“Torno al Sud con gioia perché mi sento un uomo del sud. Torno per essere accanto alle bellezze, alle difficoltà e alle fatiche degli uomini e delle donne che abitano questo territorio. E amerò questa terra come se fosse la mia”.  Così Padre Davide Carbonaro, Arcivescovo eletto, siciliano di nascita e romano di adozione  ,in una lunga intervista al sito diocesano concessa in occasione della sua  visita  privata a Potenza nei giorni scorsi ( giovedì e venerdì) per prendere un primo contatto con la realtà ecclesiale che si prepara a guidare.

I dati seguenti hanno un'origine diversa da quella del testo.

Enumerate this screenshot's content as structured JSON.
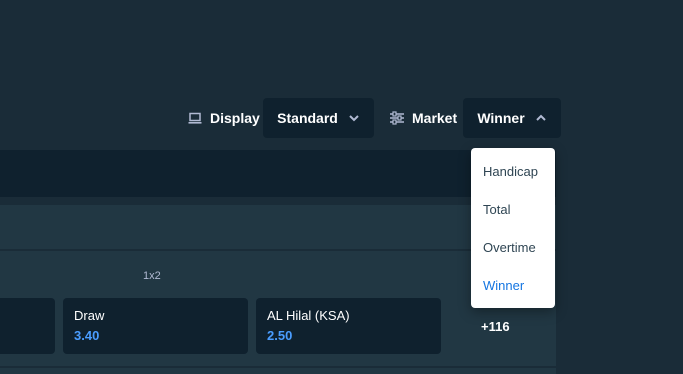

“  E’ una visita di fidanzamento – ha detto tra l’altro il P, Davide- visto che la Chiesa di Potenza sarà la mia sposa”. Monsignor Carbonaro ha parlato anche del suo motto –“in lumine tuo”- ad indicare che la sua missione  episcopale sarà ispirata solo alla Parola di Dio. Nell’intervista l’Arcivescovoparla anche del suo servizio pastorale  svolto a Roma, con riferimento ai giovani   del centro storico e come assistente ecclesiastico degli scout di “Roma 12” , dove ha conosciuto David Sassoli responsabile del gruppo  , oltre che come assistente delle ACLI, manifestando, nel corso dell’intervista,particolare  sensibilità per il mondo del lavoro, “di cui – ha detto esplicitamente- voglio essere amico”. Infine  P. Davide  ha rimarcato la necessitàdi “ custodire la memoria”, facendo riferimento alla storia della  chiesa di cui è stato parroco fino alla nomina episcopale, Santa Maria in Portico, in Campitelli, a ridosso del quartiere ebraico. I suoi predecessori , durante l’occupazione tedesca,si adoperarono fattivamente per salvare uomini, donne e bambini dai rastrellamenti nazisti nascondendoli all’interno del convento.” Custodire la memoria non per restare prigionieri del passato – ha concluso- ma per aprirsi al futuro”.